Monthly Weigh-in and LONG Update
Saturday, January 26, 2013
First of all, this week I have finally gotten back into reading blogs for the first time in several months; I am trying to read them daily as they come in instead of saving them all for the weekend as I have done in the past. I have so enjoyed catching up and the daily motivation helps, too. I missed you all!
In this blog I will try to give you more of an update on what has happened the past few months with me.
Today was my monthly weigh-in, and I stayed the same...175 lbs. I was a little disappointed, but not too much...I was happy to stay the same, considering the fact that I have had a lot of change in my life in the past month.
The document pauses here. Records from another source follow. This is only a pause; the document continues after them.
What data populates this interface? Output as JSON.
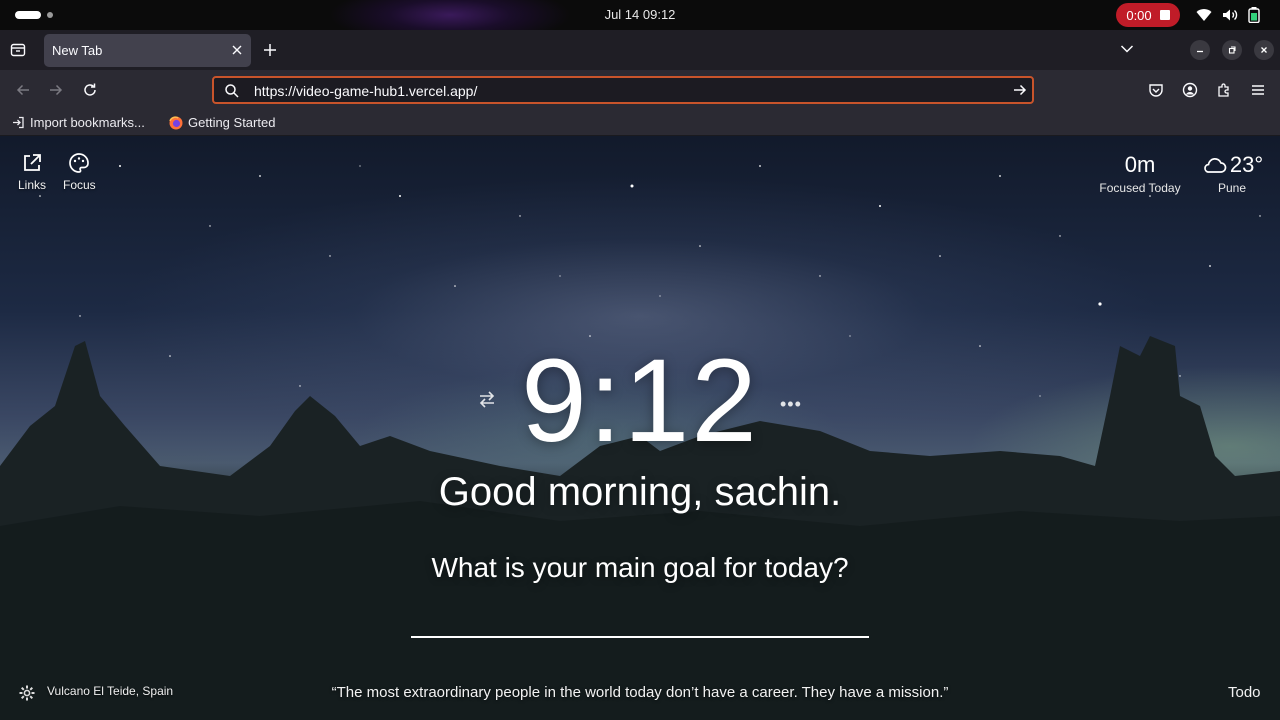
{
  "system": {
    "clock": "Jul 14  09:12",
    "recording_time": "0:00"
  },
  "browser": {
    "tab_title": "New Tab",
    "url": "https://video-game-hub1.vercel.app/",
    "bookmarks": [
      {
        "label": "Import bookmarks..."
      },
      {
        "label": "Getting Started"
      }
    ],
    "accent_color": "#c8542b"
  },
  "momentum": {
    "links_label": "Links",
    "focus_label": "Focus",
    "focused_value": "0m",
    "focused_label": "Focused Today",
    "weather_temp": "23°",
    "weather_location": "Pune",
    "weather_icon": "cloud-icon",
    "time": "9:12",
    "greeting": "Good morning, sachin.",
    "prompt": "What is your main goal for today?",
    "photo_location": "Vulcano El Teide, Spain",
    "quote": "“The most extraordinary people in the world today don’t have a career. They have a mission.”",
    "todo_label": "Todo"
  }
}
I have also lost 5 lbs the last two weigh-ins combined, after another plateau, and I know now that I am only 10 lbs from my goal, there will probably not be a straight path to my goal, and that's OK. I have made it this far, and I will make it the rest of the way.
I told you all, I think, back in October, that I found out that I would either have to move to a renovated apartment in the building where I have lived for close to 20 years by the end of this month, with a rent raise of over $275 a month,(Bringing my rent to over $1400 a month for a STUDIO!) or move out. I ran the numbers, and found out that even though I would have to be careful, it was do-able. I had also planned to look for a new place before I made my decision, but with the other thing (I will get to that later) that is going on in my life, I had no emotional energy or time to look not just for a new apartment, but also most likely a new neighborhood, because this one has become a bastion of rich young hipsters, landlords know that they can charge outrageous rents and there are plenty of people who can afford it, but I now make half of the average salary in this county, so that leaves me out. So I decided to do it and rent month to month instead of signing a lease for a year, to keep my options open so I could still look when things settled down. So I made arrangements to move on 12/27, and that was the day I moved to a apartment directly above my old one...I actually completed the move gradually over about 4 days, but all the big stuff moved on 12/27 and that was the first night that I slept in the new apartment.
However, about a week before THAT, they taped notices to all of our doors to notify us that in January, they would start installing smart meters in our apartments so they could now START CHARGING US FOR ALL OF OUR UTILITIES, which have been included in our rent for all of these years. (Of course I was not told THAT was coming when I had to make my decision about whether to stay or go) So tack on another $80 - $120 a month for me, add the 2% pay cut due to the tax break that was taken away, and you have a great recipe for financial stress. So now I REALLY have to seriously think about moving again. I am starting to look around. If any of you live in the Northern VA area, I am looking for a place with easy access to 66 West, in a good neighborhood where I do not have to drive to everything. I will not move to any place run by my current building management, because they are greedy and I do not trust them.
On top of THAT, my SO, who has been unemployed for a long time, was evicted from his apartment, which had been a long time coming. I spent about 4 days helping him move his items into a storage unit in December, (The actual move took a lot longer than that, too) and it was an absolute nightmare. He moved in with me temporarily on 12/15, (My birthday!) until we could find a better situation for him for at least part of the week, which is yet to happen.
I don't feel good about sending him to a shelter, because he has a lot of issues with depression and anxiety, and there has been suicide in his family. He has been registered with his county's community service board, even seeing a therapist every week, but they have done very little for him as far as I am concerned. So because he is so discouraged and depressed, (He can't take medication for it, either, as he has had really bad reactions to it) I have been trying to find alternative housing (and some good job counseling) for him, with no luck so far. He is 63 and does absolutely no substances. If anyone has any suggestions, please let me know!
In the meantime he is living with me under the radar, which is stressful...I am not supposed to have anyone living with me all the time, although I think that weekends and maybe another day would be OK. I live in a large building, and we are trying to be careful, but I do not feel comfortable doing this. I am between a rock and a hard place.
Even without the stress of breaking my lease, I am a person who needs a certain amount of space and "me time" so having to live in ONE ROOM with someone all the time is not easy for me at all, although I am getting used to it. I have no privacy (other than my drive to work) unless I go to the bathroom, out to my car, or to the gym. And my eating habits have changed...he takes care of most of his own food but I make dinner for the two of us, and find myself eating more grains, pasta and potatoes than before (and more than I really would want to) to be able to make enough food for us. (We are both vegetarians) I still am religious about my gym time and have been also walking outside a lot at work when I can. So that's why I am not that disappointed about my weight staying the same this month.
Anyway, that's the update. Now you know why I was so out of touch for so long.